O ato de transitar acontece, impreterivelmente, em um espaço público. No entanto, como afirma o teólogo Clodovis Boff, na nossa sociedade reina uma mentalidade que dificulta a criação de uma Ética pública consistente. Segundo ele, isso se expressa através de duas situações bastante comuns na minha prática diária, as quais ele denomina de o ethos autoritário e a filosofia do “jeitinho” ou o famoso “jeitinho brasileiro”.

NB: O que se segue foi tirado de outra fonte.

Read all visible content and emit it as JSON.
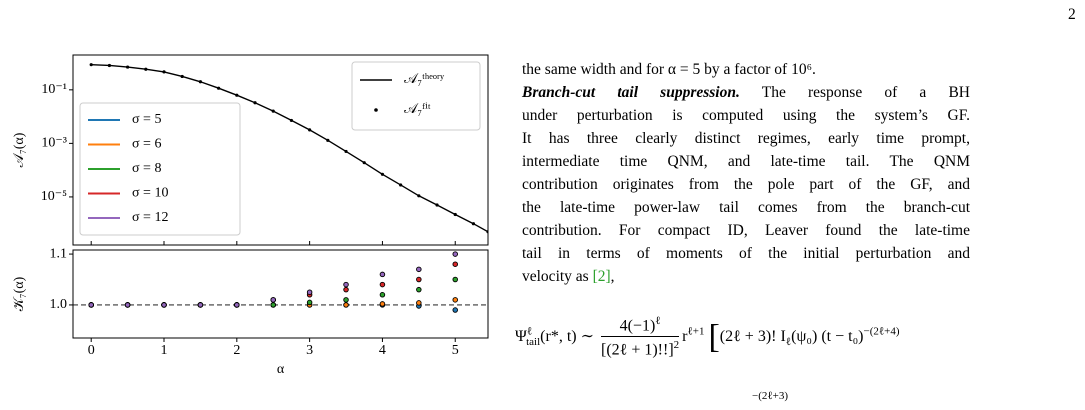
{
  "page_number": "2",
  "chart_data": [
    {
      "type": "line",
      "ylabel": "𝒜₇(α)",
      "log_y": true,
      "xlim": [
        -0.25,
        5.45
      ],
      "ylim": [
        1.6e-07,
        2
      ],
      "yticks": [
        {
          "value": 0.1,
          "label": "10⁻¹"
        },
        {
          "value": 0.001,
          "label": "10⁻³"
        },
        {
          "value": 1e-05,
          "label": "10⁻⁵"
        }
      ],
      "x": [
        0,
        0.25,
        0.5,
        0.75,
        1,
        1.25,
        1.5,
        1.75,
        2,
        2.25,
        2.5,
        2.75,
        3,
        3.25,
        3.5,
        3.75,
        4,
        4.25,
        4.5,
        4.75,
        5,
        5.25,
        5.45
      ],
      "legend": "upper right",
      "series": [
        {
          "name": "𝒜₇ᵗʰᵉᵒʳʸ",
          "color": "#000000",
          "style": "line",
          "values": [
            0.871,
            0.813,
            0.708,
            0.589,
            0.468,
            0.316,
            0.2,
            0.115,
            0.063,
            0.033,
            0.016,
            0.0072,
            0.0032,
            0.0013,
            0.0005,
            0.00019,
            7e-05,
            2.8e-05,
            1.1e-05,
            5e-06,
            2.2e-06,
            1e-06,
            5e-07
          ]
        },
        {
          "name": "𝒜₇ᶠⁱᵗ",
          "color": "#000000",
          "style": "dots",
          "values": [
            0.871,
            0.813,
            0.708,
            0.589,
            0.468,
            0.316,
            0.2,
            0.115,
            0.063,
            0.033,
            0.016,
            0.0072,
            0.0032,
            0.0013,
            0.0005,
            0.00019,
            7e-05,
            2.8e-05,
            1.1e-05,
            5e-06,
            2.2e-06,
            1e-06,
            5e-07
          ]
        }
      ]
    },
    {
      "type": "scatter",
      "ylabel": "𝒦₇(α)",
      "xlabel": "α",
      "xlim": [
        -0.25,
        5.45
      ],
      "ylim": [
        0.935,
        1.108
      ],
      "xticks": [
        0,
        1,
        2,
        3,
        4,
        5
      ],
      "yticks": [
        {
          "value": 1,
          "label": "1.0"
        },
        1.1
      ],
      "reference_line": 1,
      "legend": "left",
      "x": [
        0,
        0.5,
        1,
        1.5,
        2,
        2.5,
        3,
        3.5,
        4,
        4.5,
        5
      ],
      "series": [
        {
          "name": "σ = 5",
          "color": "#1f77b4",
          "values": [
            1,
            1,
            1,
            1,
            1,
            1,
            1,
            1,
            1,
            0.998,
            0.99
          ]
        },
        {
          "name": "σ = 6",
          "color": "#ff7f0e",
          "values": [
            1,
            1,
            1,
            1,
            1,
            1,
            1,
            1,
            1.002,
            1.004,
            1.01
          ]
        },
        {
          "name": "σ = 8",
          "color": "#2ca02c",
          "values": [
            1,
            1,
            1,
            1,
            1,
            1,
            1.005,
            1.01,
            1.02,
            1.03,
            1.05
          ]
        },
        {
          "name": "σ = 10",
          "color": "#d62728",
          "values": [
            1,
            1,
            1,
            1,
            1,
            1.01,
            1.02,
            1.03,
            1.04,
            1.05,
            1.08
          ]
        },
        {
          "name": "σ = 12",
          "color": "#9467bd",
          "values": [
            1,
            1,
            1,
            1,
            1,
            1.01,
            1.025,
            1.04,
            1.06,
            1.07,
            1.1
          ]
        }
      ]
    }
  ],
  "text": {
    "first_line": "the same width and for α = 5 by a factor of 10⁶.",
    "heading": "Branch-cut tail suppression.",
    "heading_rest": " The response of a BH",
    "lines": [
      "under perturbation is computed using the system’s GF.",
      "It has three clearly distinct regimes, early time prompt,",
      "intermediate time QNM, and late-time tail.  The QNM",
      "contribution originates from the pole part of the GF, and",
      "the late-time power-law tail comes from the branch-cut",
      "contribution. For compact ID, Leaver found the late-time",
      "tail in terms of moments of the initial perturbation and"
    ],
    "last_line": "velocity as ",
    "citation": "[2]",
    "last_end": ","
  },
  "equation": {
    "lhs": "Ψ",
    "lhs_sup": "ℓ",
    "lhs_sub": "tail",
    "lhs_args": "(r*, t) ∼",
    "numerator": "4(−1)",
    "numerator_sup": "ℓ",
    "denominator": "[(2ℓ + 1)!!]",
    "denominator_sup": "2",
    "factor": "r",
    "factor_sup": "ℓ+1",
    "bracket": "[",
    "term": "(2ℓ + 3)! I",
    "term_sub": "ℓ",
    "term_rest": "(ψ₀) (t − t₀)",
    "term_sup": "−(2ℓ+4)",
    "next_line_fragment": "−(2ℓ+3)"
  }
}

Ethos, na sociologia, significa em síntese o conjunto de hábitos e valores éticos que constituem uma determinada comunidade. Na nossa sociedade, quando se fala em ethos autoritário logo lembramos expressões do tipo “você sabe com quem está falando?”, “para os amigos tudo, e para os inimigos a lei” e “quem pode, pode” – restos da mentalidade escravagista  ou “Casa-Grande e Senzala”, como aponta Boff. No meu cotidiano de trabalho frequentemente me deparo com situações que envolvem tais tipos de expressões, que revelam o relativismo de valores sem tamanho. É comum ouvirmos dos condutores “quando é para multar, botam um azulzinho em cada esquina, mas quando precisamos deles não encontramos nenhum!”.

Ainda mais comum é encontrarmos algum “amigo íntimo” do diretor-presidente da EPTC, órgão gestor do trânsito e transporte da capital gaúcha. Por vezes, chego a pensar que esse talvez seja o homem mais sociável e bem relacionado de Porto Alegre atualmente. Seja em qual for a situação, seja para tirar vantagem, intimidar ou até como forma de identificação, não raro ouvimos algum condutor dizendo a famosa frase “eu sou amigo do ‘Fulano’!”. Como se o fato de ser amigo do diretor-presidente do órgão de fiscalização de trânsito justificasse qualquer imprudência ou deslize.

Quando se fala em “jeitinho brasileiro”, sobretudo em um contexto de fiscalização de trânsito, naturalmente a primeira coisa que isso nos faz pensar é em suborno. Entretanto, uma cena (no sentido mais amplo da palavra) que vivi permanece na minha mente de forma memorável.

Em uma situação de blitz, abordei um cidadão que, estando com os documentos do carro atrasados, após discutir, reclamar, reivindicar, solicitar, pedir, implorar e ver que nenhum outro artifício faria que seu veículo não fosse guinchado, resolveu usar de seus dotes artísticos e improvisar. Estando já presente um público razoavelmente grande devido ao alvoroço por ele criado, julgou ser a oportunidade perfeita para escapar e ainda imbuir-se do papel de vítima simulando uma crise convulsiva.

É claro que quando afirmo que foi uma simulação faço isso de forma respaldada. Não seria tão leviano de negar a gravidade de um evento desses se ele não tivesse sido atendido por uma ambulância no local que, diga-se de passagem, afirmou o mesmo. Muito embora eu já tivesse anteriormente presenciado uma crise epilética e, pelo que observei, aquilo pode ter sido qualquer outra coisa, menos isso.

Resolvi denomina-la de “crise histérica”. Segundo a Psicanálise, a histeria é uma neurose complexa caracterizada pela instabilidade emocional. Os conflitos interiores manifestam-se em sintomas físicos como paralisia, cegueira, surdez, etc. Pessoas histéricas, predominantemente do sexo feminino, frequentemente perdem o autocontrole devido a um pânico extremo. Foi intensamente estudada por Charcot e Freud.

Se o que caracteriza a histeria é a instabilidade emocional, não é possível pensar em uma sociedade histérica? Em tempos de depressão e mal-estar na civilização nada como revisitar a boa e velha histeria.